A new report from the National Low Income Housing Coalition is highlighting how much hourly workers need to earn to afford a typical, two-bedroom rental in every state.
Minnesota isn't among the most expensive nationally – 21st overall – with state workers needing to earn $18.60-an-hour to afford such a rental home, but it is among the most expensive in the Midwest with only Illinois dearer at $20.87.
Minnesota's minimum wage is currently $9.50-an-hour, meaning that affording an average 2-bedroom rental (ie. not spending more than 30 percent of your income on rent) requires two members of the household to work minimum wage, full-time jobs.
Nationally, the most expensive place to rent a 2-bedroom place is Hawaii, where a $35.20 hourly wage is required, followed by Washington D.C. ($33.58) and California ($30.92). The cheapest state is Arkansas at $13.72.

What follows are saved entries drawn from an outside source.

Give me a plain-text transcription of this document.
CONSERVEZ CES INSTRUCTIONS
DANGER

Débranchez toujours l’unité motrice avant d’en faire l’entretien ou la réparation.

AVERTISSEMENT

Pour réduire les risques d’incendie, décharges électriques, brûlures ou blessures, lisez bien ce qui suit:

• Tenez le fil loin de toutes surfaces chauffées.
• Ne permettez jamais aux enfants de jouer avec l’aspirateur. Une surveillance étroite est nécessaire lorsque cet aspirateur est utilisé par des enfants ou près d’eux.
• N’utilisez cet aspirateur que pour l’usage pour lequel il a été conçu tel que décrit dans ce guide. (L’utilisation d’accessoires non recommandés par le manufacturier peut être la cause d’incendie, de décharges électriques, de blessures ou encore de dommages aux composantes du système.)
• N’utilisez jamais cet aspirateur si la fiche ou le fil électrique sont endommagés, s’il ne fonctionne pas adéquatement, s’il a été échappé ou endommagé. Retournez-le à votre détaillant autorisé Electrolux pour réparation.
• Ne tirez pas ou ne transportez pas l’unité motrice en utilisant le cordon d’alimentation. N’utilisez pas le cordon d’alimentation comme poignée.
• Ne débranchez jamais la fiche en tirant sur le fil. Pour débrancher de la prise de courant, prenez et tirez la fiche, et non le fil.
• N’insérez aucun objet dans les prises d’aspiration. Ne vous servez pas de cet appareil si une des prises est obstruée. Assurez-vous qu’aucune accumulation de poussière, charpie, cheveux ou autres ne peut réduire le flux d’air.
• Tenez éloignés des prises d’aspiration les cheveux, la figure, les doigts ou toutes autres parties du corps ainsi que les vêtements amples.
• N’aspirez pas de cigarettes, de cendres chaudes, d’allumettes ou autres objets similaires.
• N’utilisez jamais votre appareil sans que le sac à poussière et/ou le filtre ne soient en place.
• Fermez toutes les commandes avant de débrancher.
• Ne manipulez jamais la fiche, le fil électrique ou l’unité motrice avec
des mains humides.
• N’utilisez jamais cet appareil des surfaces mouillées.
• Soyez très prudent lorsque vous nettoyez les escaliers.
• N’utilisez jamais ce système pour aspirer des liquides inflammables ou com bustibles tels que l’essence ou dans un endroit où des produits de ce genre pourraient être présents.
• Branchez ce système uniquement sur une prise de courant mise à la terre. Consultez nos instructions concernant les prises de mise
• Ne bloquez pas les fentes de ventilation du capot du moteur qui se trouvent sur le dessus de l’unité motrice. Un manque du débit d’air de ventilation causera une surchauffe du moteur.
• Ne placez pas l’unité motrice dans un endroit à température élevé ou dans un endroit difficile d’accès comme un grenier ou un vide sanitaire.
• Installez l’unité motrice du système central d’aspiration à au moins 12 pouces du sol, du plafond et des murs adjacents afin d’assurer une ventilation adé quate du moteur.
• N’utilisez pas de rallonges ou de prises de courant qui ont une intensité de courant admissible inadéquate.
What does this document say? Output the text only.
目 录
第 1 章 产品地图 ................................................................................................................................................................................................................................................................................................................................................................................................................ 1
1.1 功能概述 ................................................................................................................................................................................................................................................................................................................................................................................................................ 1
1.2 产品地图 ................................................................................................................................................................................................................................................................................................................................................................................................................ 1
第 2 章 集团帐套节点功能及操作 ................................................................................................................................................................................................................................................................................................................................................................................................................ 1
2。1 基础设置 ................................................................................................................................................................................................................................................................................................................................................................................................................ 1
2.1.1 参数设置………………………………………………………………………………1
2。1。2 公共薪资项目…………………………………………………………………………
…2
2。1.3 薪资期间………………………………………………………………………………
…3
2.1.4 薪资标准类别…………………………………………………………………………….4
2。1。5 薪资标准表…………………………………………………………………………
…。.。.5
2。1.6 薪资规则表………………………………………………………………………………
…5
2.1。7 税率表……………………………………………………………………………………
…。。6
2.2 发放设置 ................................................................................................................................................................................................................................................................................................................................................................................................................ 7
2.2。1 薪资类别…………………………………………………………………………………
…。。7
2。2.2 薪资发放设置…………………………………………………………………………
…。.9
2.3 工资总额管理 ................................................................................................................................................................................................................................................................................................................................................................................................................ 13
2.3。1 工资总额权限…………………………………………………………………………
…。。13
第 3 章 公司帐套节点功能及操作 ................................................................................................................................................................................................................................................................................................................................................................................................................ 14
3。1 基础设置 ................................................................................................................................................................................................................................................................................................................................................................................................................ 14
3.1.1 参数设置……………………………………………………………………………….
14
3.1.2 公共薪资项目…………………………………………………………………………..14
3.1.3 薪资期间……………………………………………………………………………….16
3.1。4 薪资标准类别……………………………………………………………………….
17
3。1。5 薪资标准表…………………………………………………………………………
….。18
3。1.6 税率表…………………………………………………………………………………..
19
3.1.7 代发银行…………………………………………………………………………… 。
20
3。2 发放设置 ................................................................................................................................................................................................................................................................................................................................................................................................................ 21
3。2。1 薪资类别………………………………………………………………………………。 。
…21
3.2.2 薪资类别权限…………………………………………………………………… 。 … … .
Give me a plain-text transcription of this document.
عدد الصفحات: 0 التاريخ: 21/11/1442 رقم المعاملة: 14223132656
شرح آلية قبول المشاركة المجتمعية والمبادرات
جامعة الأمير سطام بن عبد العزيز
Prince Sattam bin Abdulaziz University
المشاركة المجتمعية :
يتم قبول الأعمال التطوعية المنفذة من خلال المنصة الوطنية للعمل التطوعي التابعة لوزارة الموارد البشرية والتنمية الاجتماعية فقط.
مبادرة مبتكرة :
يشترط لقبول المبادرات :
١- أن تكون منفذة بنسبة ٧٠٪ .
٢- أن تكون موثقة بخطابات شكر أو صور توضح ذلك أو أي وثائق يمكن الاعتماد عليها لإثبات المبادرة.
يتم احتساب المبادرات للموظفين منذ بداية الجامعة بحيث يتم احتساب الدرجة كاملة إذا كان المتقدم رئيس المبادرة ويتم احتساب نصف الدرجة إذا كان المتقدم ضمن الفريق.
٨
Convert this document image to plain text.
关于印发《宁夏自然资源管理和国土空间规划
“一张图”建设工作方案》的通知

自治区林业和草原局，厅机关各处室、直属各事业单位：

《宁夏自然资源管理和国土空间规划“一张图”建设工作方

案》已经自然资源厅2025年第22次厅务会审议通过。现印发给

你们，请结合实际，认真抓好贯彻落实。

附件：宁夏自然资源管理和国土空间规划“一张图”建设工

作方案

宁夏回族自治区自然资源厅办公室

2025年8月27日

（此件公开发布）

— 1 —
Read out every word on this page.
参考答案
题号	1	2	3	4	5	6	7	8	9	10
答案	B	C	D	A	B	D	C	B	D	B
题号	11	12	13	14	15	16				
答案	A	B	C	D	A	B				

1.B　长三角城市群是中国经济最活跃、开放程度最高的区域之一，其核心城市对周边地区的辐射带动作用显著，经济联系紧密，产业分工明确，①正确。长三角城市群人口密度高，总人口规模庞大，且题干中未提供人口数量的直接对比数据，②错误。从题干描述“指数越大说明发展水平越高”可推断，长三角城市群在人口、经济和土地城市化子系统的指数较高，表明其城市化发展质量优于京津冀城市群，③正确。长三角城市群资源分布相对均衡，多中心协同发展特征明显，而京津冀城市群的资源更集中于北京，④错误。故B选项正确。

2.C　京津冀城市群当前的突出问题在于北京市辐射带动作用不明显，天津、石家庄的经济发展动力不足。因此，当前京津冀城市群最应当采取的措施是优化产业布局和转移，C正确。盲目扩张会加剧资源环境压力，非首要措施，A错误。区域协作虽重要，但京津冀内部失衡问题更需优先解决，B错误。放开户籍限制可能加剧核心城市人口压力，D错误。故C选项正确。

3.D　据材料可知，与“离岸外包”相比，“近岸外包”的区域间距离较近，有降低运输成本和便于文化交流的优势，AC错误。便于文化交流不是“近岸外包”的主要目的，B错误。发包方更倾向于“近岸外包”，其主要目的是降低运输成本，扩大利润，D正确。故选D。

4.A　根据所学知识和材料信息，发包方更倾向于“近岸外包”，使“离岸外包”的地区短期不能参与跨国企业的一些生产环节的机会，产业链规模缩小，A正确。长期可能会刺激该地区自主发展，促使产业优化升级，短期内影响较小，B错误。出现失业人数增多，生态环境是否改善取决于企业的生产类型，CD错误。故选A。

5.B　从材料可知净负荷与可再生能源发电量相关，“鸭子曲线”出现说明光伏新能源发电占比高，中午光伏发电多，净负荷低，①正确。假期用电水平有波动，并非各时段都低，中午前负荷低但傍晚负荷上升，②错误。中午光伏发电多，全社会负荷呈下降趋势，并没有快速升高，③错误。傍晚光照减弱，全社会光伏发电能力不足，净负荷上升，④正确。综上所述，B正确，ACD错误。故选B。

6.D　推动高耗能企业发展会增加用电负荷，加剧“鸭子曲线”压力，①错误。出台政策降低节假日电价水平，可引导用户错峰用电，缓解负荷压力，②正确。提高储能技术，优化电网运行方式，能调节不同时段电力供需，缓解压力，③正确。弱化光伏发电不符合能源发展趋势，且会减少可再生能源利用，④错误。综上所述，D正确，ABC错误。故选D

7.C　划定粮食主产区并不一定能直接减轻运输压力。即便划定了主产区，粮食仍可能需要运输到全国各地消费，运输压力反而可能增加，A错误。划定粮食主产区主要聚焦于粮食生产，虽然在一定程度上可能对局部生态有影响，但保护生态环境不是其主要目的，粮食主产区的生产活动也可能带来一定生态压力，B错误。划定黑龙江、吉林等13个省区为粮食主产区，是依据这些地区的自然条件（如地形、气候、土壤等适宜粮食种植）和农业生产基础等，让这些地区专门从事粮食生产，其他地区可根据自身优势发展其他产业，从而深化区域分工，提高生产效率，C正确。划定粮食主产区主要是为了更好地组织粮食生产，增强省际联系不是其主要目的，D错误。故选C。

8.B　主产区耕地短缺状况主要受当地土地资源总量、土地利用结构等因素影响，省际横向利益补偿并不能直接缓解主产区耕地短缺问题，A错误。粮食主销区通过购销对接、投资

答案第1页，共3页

The housing coalition's Out of Reach study found that the average cost of a 2-bedroom rental in Minnesota is $967-a-month. In order to afford this, the combined annual income of your household needs to be $38,697 annually, the report states.
Minnesota's median income is currently around the $63,000-mark, but there are significant disparities between high and low earners particularly when drawn along racial lines, with black Minnesotans earning a median income of just over $30,000, less than half what median white earners make.
The cost also varies skewed depending on where you live, with the Twin Cities obviously more expensive. The report says that the Twin Cities metro requires an hourly wage of $20.88 to afford a 2-bedroom place.
And it's more difficult for minimum wage earners who live alone, with the study finding that they would need to work 62 hours a week in order to afford a 1-bedroom apartment.
These figures are significant particularly in Minneapolis given that the cost of affordable rent still exceeds the $15 minimum wage that the city is considering implementing over the next five years.
The study found that there are only 12 counties in the entire country where a single person earning minimum wage could afford a one-bedroom home.